Perhaps. Perhaps not. Considering there are dozens of other chat apps with huge market shares on both platforms, is it inconceivable that they had a better product than most chat apps? (Until quite recently iMessage was the only widely distributed and usable end to end encrypted messaging platform out there, for example.) It is Google who controls the majority of smartphones, not Apple, yet they have not been able to effectively "abuse" their market position, mind you.
Personally, whenever I carry an Android, I'd very much prefer Signal or WhatsApp than Google Messages app.
Bundling and control of defaults are powerful levers. If users were presented a ballot on first use then perhaps these incumbents would have to compete on an even playing field.
Oh I agree completely. Not only should there a regulated standard for texts placed upon any company with 5% marketshare, there should be a similar standard places upon social media over 5% marketshare.
Ah yes the "standard" that the carriers have slow rolled, rolled out only partially, or rolled out in certain regions. Such a great standard Google themselves have proprietary extensions only available in their Messages app and only when using their back end.
Apple and Google don't want to play nice with one another. That's on both of them. The carriers are a third pole that don't want to play nice with each other or Google or Apple.
Google and Apple want value-add features on their platforms. Carriers don't want E2EE so they can mine text messages for advertisers.
You're not going to legislate or regulate a platform into existence. Apple and Google didn't appear on the scene yesterday. They both started at zero users amid a market full of competitors. They are the competitive upstarts that actually competed and and were successful.
Before the iPhone and Android there were a number of mobile platforms that all sucked in their own special ways. The mobile market was the incumbents' market to lose and they then lost of their own accord.
IMO Windows Phone was a superior alternative yet could not complete because the two incumbents were too entrenched. Network effects don't impact only users but developers as well.
> IMO Windows Phone was a superior alternative yet could not complete because the two incumbents were too entrenched.

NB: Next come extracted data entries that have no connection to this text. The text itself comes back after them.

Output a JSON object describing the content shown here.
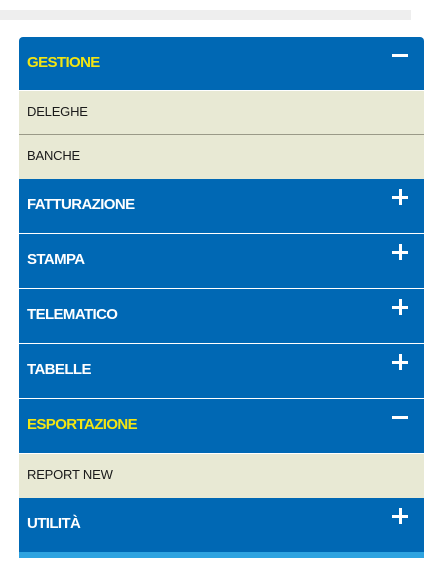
{
  "menu": {
    "sections": [
      {
        "label": "GESTIONE",
        "expanded": true,
        "toggle": "minus",
        "items": [
          "DELEGHE",
          "BANCHE"
        ]
      },
      {
        "label": "FATTURAZIONE",
        "expanded": false,
        "toggle": "plus",
        "items": []
      },
      {
        "label": "STAMPA",
        "expanded": false,
        "toggle": "plus",
        "items": []
      },
      {
        "label": "TELEMATICO",
        "expanded": false,
        "toggle": "plus",
        "items": []
      },
      {
        "label": "TABELLE",
        "expanded": false,
        "toggle": "plus",
        "items": []
      },
      {
        "label": "ESPORTAZIONE",
        "expanded": true,
        "toggle": "minus",
        "items": [
          "REPORT NEW"
        ]
      },
      {
        "label": "UTILITÀ",
        "expanded": false,
        "toggle": "plus",
        "items": []
      }
    ]
  },
  "colors": {
    "header_bg": "#0068b4",
    "header_text": "#ffffff",
    "expanded_text": "#f3e512",
    "item_bg": "#e8e9d4",
    "item_text": "#1a1a1a",
    "bottom_strip": "#2ea3e0",
    "top_bar": "#eeeeee"
  }
}
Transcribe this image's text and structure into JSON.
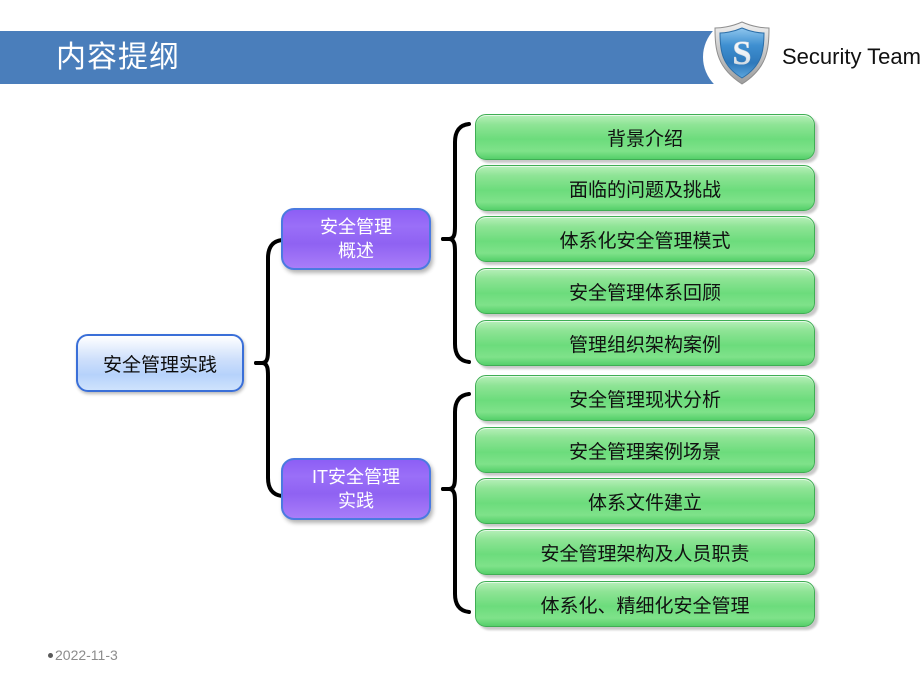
{
  "header": {
    "title": "内容提纲",
    "brand_name": "Security Team",
    "bar_color": "#4a7ebb",
    "logo_icon": "shield-s-icon"
  },
  "diagram": {
    "root": {
      "label": "安全管理实践"
    },
    "branches": [
      {
        "label": "安全管理\n概述",
        "leaves": [
          {
            "label": "背景介绍"
          },
          {
            "label": "面临的问题及挑战"
          },
          {
            "label": "体系化安全管理模式"
          },
          {
            "label": "安全管理体系回顾"
          },
          {
            "label": "管理组织架构案例"
          }
        ]
      },
      {
        "label": "IT安全管理\n实践",
        "leaves": [
          {
            "label": "安全管理现状分析"
          },
          {
            "label": "安全管理案例场景"
          },
          {
            "label": "体系文件建立"
          },
          {
            "label": "安全管理架构及人员职责"
          },
          {
            "label": "体系化、精细化安全管理"
          }
        ]
      }
    ],
    "colors": {
      "root_fill": "#bcd6fb",
      "root_border": "#3a6fd8",
      "branch_fill": "#9a6ff8",
      "branch_border": "#4a7ae0",
      "leaf_fill": "#6cdc7c",
      "leaf_border": "#3fae54",
      "connector": "#000000"
    }
  },
  "footer": {
    "date": "2022-11-3"
  }
}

Seriously? Windows Phone flopped because Microsoft couldn't get its act together. IE sucked and couldn't handle even mobile sites that iOS and Android had no problem with. The messaging and e-mail had anemic features. And Microsoft simply couldn't execute on a third party developer strategy.

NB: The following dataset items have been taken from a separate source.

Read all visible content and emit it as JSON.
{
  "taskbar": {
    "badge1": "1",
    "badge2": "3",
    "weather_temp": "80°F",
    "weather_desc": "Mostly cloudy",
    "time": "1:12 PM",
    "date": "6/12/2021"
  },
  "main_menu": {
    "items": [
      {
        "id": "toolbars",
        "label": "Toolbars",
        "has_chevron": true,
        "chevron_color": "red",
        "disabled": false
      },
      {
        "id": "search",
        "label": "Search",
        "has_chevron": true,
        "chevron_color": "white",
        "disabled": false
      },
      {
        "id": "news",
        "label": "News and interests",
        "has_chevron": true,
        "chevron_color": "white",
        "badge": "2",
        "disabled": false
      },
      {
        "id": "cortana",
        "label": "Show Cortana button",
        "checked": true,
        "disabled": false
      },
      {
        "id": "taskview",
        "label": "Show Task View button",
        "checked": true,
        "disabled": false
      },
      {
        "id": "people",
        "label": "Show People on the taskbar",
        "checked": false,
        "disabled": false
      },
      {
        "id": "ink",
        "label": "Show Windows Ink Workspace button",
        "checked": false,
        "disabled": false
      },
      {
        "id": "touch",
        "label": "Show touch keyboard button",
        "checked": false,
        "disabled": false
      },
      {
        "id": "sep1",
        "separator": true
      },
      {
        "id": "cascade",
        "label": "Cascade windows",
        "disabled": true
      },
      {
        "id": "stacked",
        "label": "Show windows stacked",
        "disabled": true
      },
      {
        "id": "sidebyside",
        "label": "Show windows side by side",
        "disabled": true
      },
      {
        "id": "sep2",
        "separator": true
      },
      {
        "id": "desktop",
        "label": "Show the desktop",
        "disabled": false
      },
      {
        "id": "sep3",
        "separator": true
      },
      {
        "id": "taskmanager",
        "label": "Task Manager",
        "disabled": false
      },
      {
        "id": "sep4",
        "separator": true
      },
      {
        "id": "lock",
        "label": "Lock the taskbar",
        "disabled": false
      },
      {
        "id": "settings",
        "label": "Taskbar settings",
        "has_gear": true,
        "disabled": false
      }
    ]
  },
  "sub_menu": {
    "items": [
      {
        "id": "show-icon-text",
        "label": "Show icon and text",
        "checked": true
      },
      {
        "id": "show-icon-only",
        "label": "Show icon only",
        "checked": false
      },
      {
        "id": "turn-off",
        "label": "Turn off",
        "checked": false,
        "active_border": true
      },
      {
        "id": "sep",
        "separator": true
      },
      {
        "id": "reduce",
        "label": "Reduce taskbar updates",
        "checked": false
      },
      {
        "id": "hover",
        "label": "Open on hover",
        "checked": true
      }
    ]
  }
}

For whatever interesting ideas the OS had it was a dumpster fire of execution. It didn't help them at all that Windows Phone 7 had no backwards compatibility with Windows Mobile so they burned anyone invested in that platform. They repeated the trick with Windows Phone 8 where Windows Phone 7 devices couldn't run 8. Being the third place platform and repeatedly burning your customers was just an asinine choice for Microsoft.
Windows Phone had interesting features and UI concepts. What killed it was Microsoft's absolutely terrible execution. It had little to do with Apple and Google being "entrenched". Microsoft wrapped a handful of interesting features or good hardware (Nokia phones) in layers of crap.